Student protesters gather at the Qingdao Municipal Government Building, Shandong Province, in June 1989. Photo credit:

One month before The Dui Hua Foundation was established in April 1999, American businessman John Kamm traveled to the port city of Qingdao in Shandong Province. He was accompanying a producer of polyvinyl chlorine window frames who was looking for a partner in a joint venture. Kamm was familiar with the city and the work. He had visited Qingdao on several occasions in the late 1980s to negotiate another joint venture, a sodium silicate plant, with then Mayor Yu Zhengsheng—now a member of the Politburo Standing Committee—and became an honorary professor of Qingdao University in April 1990.

When Kamm visited Qingdao in March 1999, the city was reeling from the Asian financial crisis. Like other cities in Shandong, Qingdao saw substantial South Korean investments dry up, as many firms pulled up stakes and departed. Newly established investment zones took on the appearance of ghost towns.

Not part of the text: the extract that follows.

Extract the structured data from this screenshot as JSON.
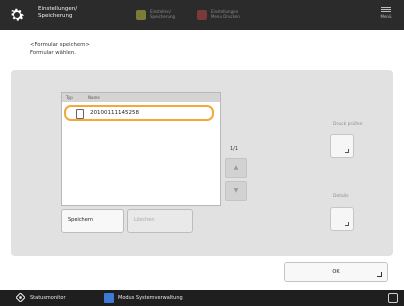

Desperate to attract new investment, leaders of the Qingdao Branch of the China Council for the Promotion of International Trade (CCPIT) asked to meet with John Kamm. Shortly after pleasantries were exchanged, the leaders asked Kamm if he would be willing to serve as honorary chairman of the Qingdao branch.

Kamm was incredulous. He asked the leaders if they knew that he had worked for more than eight years to persuade the Chinese government to free political prisoners, focusing initially on people imprisoned for supporting the spring protests of 1989. The CCPIT leaders said they were aware of Kamm’s work.

After China declared martial law in Beijing on May 20, 1989, and after the killings that followed, protests erupted in hundreds of cities all over the country. Qingdao was the site of especially large protests and accordingly not a few trials for “counterrevolutionary activities.” There was a relationship between the speediness of local trials and the lengthiness of individual sentences. Less time between arrest and trial generally correlated with longer sentences. Shandong held its trials before the end of 1989 and handed down some of the longest sentences in the nation. Many people were convicted of counterrevolutionary incitement and propaganda.

At the meeting, Kamm looked the leaders squarely in the eye. He spoke of the sentencing records in Qingdao and Shandong and declined their invitation. It seemed as if it was the first the leaders had heard of the long sentences being served by those who had engaged in the protests that once paralyzed large parts of Qingdao and Jilin. They asked Kamm if he had a list of names.

Kamm had come prepared. He handed over a list of 10 names and mentioned three individuals: Chen Lantao, a fresh graduate of the Qingdao Oceanography University, sentenced to 18 years in prison in August 1989; Zhang Jie, an unemployed worker, sentenced to 18 years in prison in October 1989; and Niu Shengchang, a farmer, sentenced to 12 years in prison.

The CCPIT officials thanked Kamm for considering their request and promised to look into the list.

Seven weeks later, Niu Shengchang was released nearly two years early. Less than two years later, on December 31, 2000, Chen Lantao was released six and a half years before the end of his sentence. Two weeks after Chen’s release, Zhang Jie was released six and a half years early.

Kamm, by then executive director of Dui Hua, received the news of Chen Lantao’s release while visiting Beijing No.1 Prison in early 2001. There to accompany the foreign visitor, an official of China’s Ministry of Justice stepped aside to take a call. When the official returned, she told Kamm the “good news.” Chen Lantao, then serving one of the longest sentences for counterrevolutionary incitement and propaganda committed during the 1989 protests, had been released.